Mariah Lanfier looked down at Bookworm Hienrichs, and sighed. Miss Book simply wasn’t recovering as she ought. Even now, after being given a healthy dose of sedative in her tea, she was still sleeping restlessly, tossing and turning. Mariah could understand that she was upset by what the automaton was writing, but where this drive to solve the mystery–a drive bordering on obsession–was coming from, she didn’t know.
Shaking her head, Mariah went to her own bedroom for the night. She was, for the most part, recovered from her own fight with influenza, but a lingering weakness made her glad to crawl into bed. She went to sleep, hoping that tomorrow would bring better news.

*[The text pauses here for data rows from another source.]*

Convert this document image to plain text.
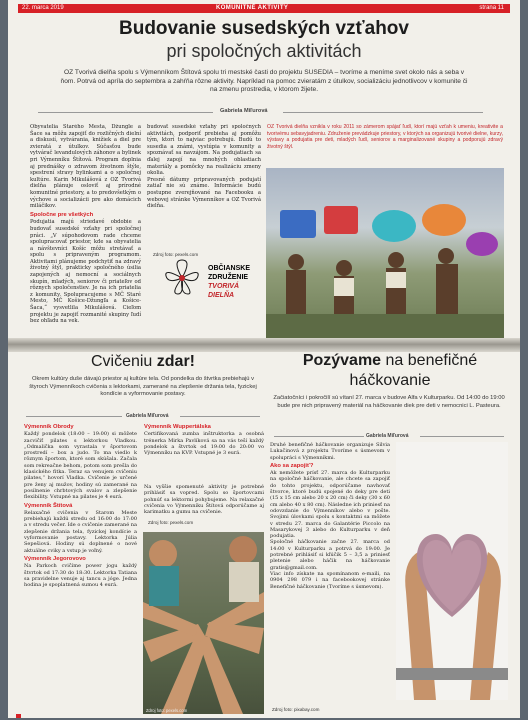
22. marca 2019	KOMUNITNÉ AKTIVITY	strana 11
Budovanie susedských vzťahov
pri spoločných aktivitách
OZ Tvorivá dielňa spolu s Výmenníkom Štítová spolu tri mestské časti do projektu SUSEDIA – tvoríme a meníme svet okolo nás a seba v ňom. Potrvá od apríla do septembra a zahŕňa rôzne aktivity. Napríklad na pomoc zvieratám z útulkov, socializáciu jednotlivcov v komunite či na zmenu prostredia, v ktorom žijete.
Gabriela Miľurová
Obyvatelia Starého Mesta, Džungle a Šace sa môžu zapojiť do rozličných dielní a diskusií, vytvárania, knižiek a diel pre zvieratá z útulkov. Súčasťou bude vytvárač levandulových záhonov a bylinek pri Výmenníku Štítová. Program doplnia aj prednášky o zdravom životnom štýle, spestrení stravy bylinkami a o spoločnej kultúre. Karin Mikulášová z OZ Tvorivá dielňa plánuje osloviť aj prírodné komunitné priestory, a to predovšetkým o výchove a socializácii pre ako domácich miláčikov.
Spoločne pre všetkých
Podujatia majú striedavé obdobie a budovať susedské vzťahy pri spoločnej práci. „V súpohodovom rade chceme spolupracovať priestor, kde sa obyvatelia a návštevníci Košíc môžu stretávať a spolu s pripraveným programom. Aktivitami plánujeme podchytiť na zdravý životný štýl, prakticky spoločného úsilia zapojených aj nemocní a sociálnych skupín, mladých, seniorov či priateľov od rôznych spoločenstiev. Je na ich priatelia z komunity. Spolupracujeme s MČ Staré Mesto, MČ Košice-Džungľa a Košice-Šaca,“ vysvetlila Mikulášová. Cieľom projektu je zapojiť rozmanité skupiny ľudí bez ohľadu na vek.
budovať susedské vzťahy pri spoločných aktivitách, podporiť prebieha aj pomôžu tým, ktorí to najviac potrebujú. Budú to susedia a známi, vystúpia v komunity a spoznávať sa navzájom. Na podujatiach sa ďalej zapojí na mnohých oblastiach materiály a pomôcky na realizáciu zmeny okolia.
Presné dátumy pripravovaných podujatí zatiaľ nie sú známe. Informácie budú postupne zverejňované na Facebooku a webovej stránke Výmenníkov a OZ Tvorivá dielňa.
Zdroj foto: pexels.com
OBČIANSKE
ZDRUŽENIE
TVORIVÁ
DIELŇA
OZ Tvorivá dielňa vznikla v roku 2011 so zámerom spájať ľudí, ktorí majú vzťah k umeniu, kreativite a tvorivému sebavyjadreniu. Združenie prevádzkuje priestory, v ktorých sa organizujú tvorivé dielne, kurzy, výstavy a podujatia pre deti, mladých ľudí, seniorov a marginalizované skupiny a podporujú zdravý životný štýl.
Cvičeniu zdar!
Okrem kultúry duše dávajú priestor aj kultúre tela. Od pondelka do štvrtka prebiehajú v štyroch Výmenníkoch cvičenia s lektorkami, zamerané na zlepšenie držania tela, fyzickej kondície a vyformovanie postavy.
Gabriela Miľurová
Výmenník Obrody
Každý pondelok (18:00 – 19:00) si môžete zacvičiť pilates s lektorkou Vladkou. „Odmalička som vyrastala v športovom prostredí – box a judo. To ma viedlo k rôznym športom, ktoré som skúšala. Začala som rekreačne behom, potom som prešla do klasického fitka. Teraz sa venujem cvičeniu pilates,“ hovorí Vladka. Cvičenie je určené pre ženy aj mužov, hodiny sú zamerané na posilnenie chrbtových svalov a zlepšenie flexibility. Vstupné na pilates je 4 eurá.
Výmenník Štítová
Relaxačné cvičenia v Starom Meste prebiehajú každú stredu od 16:00 do 17:00 a v stredu večer. Ide o cvičenie zamerané na zlepšenie držania tela, fyzickej kondície a vyformovanie postavy. Lektorka Júlia Sepešiová. Hodiny sú doplnené o nové aktuálne cviky a vstup je voľný.
Výmenník Jegorovovo
Na Parkoch cvičíme power jogu každý štvrtok od 17:30 do 18:30. Lektorka Tatiana sa pravidelne venuje aj tancu a jóge. Jedna hodina je spoplatnená sumou 4 eurá.
Výmenník Wuppertálska
Certifikovaná zumba inštruktorka a osobná trénerka Mirka Pavlíková sa na vás teší každý pondelok a štvrtok od 19:00 do 20:00 vo Výmenníku na KVP. Vstupné je 3 eurá.
Na vyššie spomenuté aktivity je potrebné prihlásiť sa vopred. Spolu so športovcami pohnúť sa lektormi pohybujeme. Na relaxačné cvičenia vo Výmenníku Štítová odporúčame aj karimatku a gumu na cvičenie.
Zdroj foto: pexels.com
Zdroj foto: pexels.com
Pozývame na benefičné
háčkovanie
Začiatočníci i pokročilí sú vítaní 27. marca v budove Alfa v Kulturparku. Od 14:00 do 19:00 bude pre nich pripravený materiál na háčkovanie diek pre deti v nemocnici L. Pasteura.
Gabriela Miľurová
Druhé benefičné háčkovanie organizuje Silvia Lukačinová z projektu Tvoríme s úsmevom v spolupráci s Výmenníkmi.
Ako sa zapojiť?
Ak nemôžete prísť 27. marca do Kulturparku na spoločné háčkovanie, ale chcete sa zapojiť do tohto projektu, odporúčame navhovať štvorce, ktoré budú spojené do deky pre deti (15 x 15 cm alebo 20 x 20 cm) či deky (30 x 60 cm alebo 40 x 80 cm). Následne ich priniesť na odovzdanie do Výmenníkov alebo v pošte. Svojimi úlovkami spolu s kontaktmi sa môžete v stredu 27. marca do Galantérie Piccolo na Masarykovej 3 alebo do Kulturparku v deň podujatia.
Spoločné háčkovanie začne 27. marca od 14:00 v Kulturparku a potrvá do 19:00. Je potrebné prihlásiť si kľúčik 5 – 3,5 a priniesť pletenie alebo háčik na háčkovanie gratis@gmail.com.
Viac info získate na spomínanom e-maili, na 0904 298 079 i na facebookovej stránke Benefičné háčkovanie (Tvoríme s úsmevom).
Zdroj foto: pixabay.com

But her own sleep that night was troubled by an old, old dream. She was young–just a child–sitting with her mates at the Port, watching ships being loaded and unloaded, talking and laughing. Suddenly, one of the boys cried out, pointing to the west. They all turned, to see a glow of fire there, a glow that grew quickly…very quickly. Mariah gasped, scrambled off her perch, and ran off toward it. Her home was in the midst of that growing holocaust–where were her parents? Her younger brother?
It wasn’t long before she ran up against a crowd of people fleeing the fire. She seemed to fight for hours, against the sea of humanity moving against her, the few people trying to keep the fire from spreading, the fire itself. She fought to find a safe way back home, fought even to find the general area where her home *was*, in a city turned strange with smoke, with familiar landmarks reduced to hulking shells.
Finally, she found the row of houses that had included her home–completely destroyed by the fire. Calling again and again for her family, Mariah scrambled over the still-hot debris. In the area where her home had been, she saw two bodies, one large and one small. They were burned beyond recognition, but as she knelt down by them, the watch by the larger body, soot-covered but with its patterned decorations still recognizable, told her that the worst had happened.
Nearly blinded by tears, she turned her head away, only to see a third body lying nearby. The legs were terribly scorched, but through some vagary of the fire’s pattern, her torso and head were untouched. Her hand shaking, Mariah reached out to turn the body over…
And, for the first time in this decades-long recurring nightmare, she grasped the body’s shoulder and rolled it over. And saw, instead of her mother’s face, her own lean, lined, tanned face, lifeless eyes staring back into her own…
Mariah woke, gasping as if trying to clear her lungs of the remembered stench of burned houses…and burned bodies. Looking out the window, she saw it wasn’t long until dawn, so she rose, threw on a robe and slippers, and went downstairs to make herself some coffee. After one fortifying cup, she took herself and a refill upstairs for a quick look at Miss Bookworm, who seemed to finally have fallen into a deeper sleep.
Sighing, she went back downstairs and stirred up the fire in the living room, then sat down on the couch, staring into the flames abstractedly. ‘How will this end?’ she wondered. ‘And where will we be when that end comes?’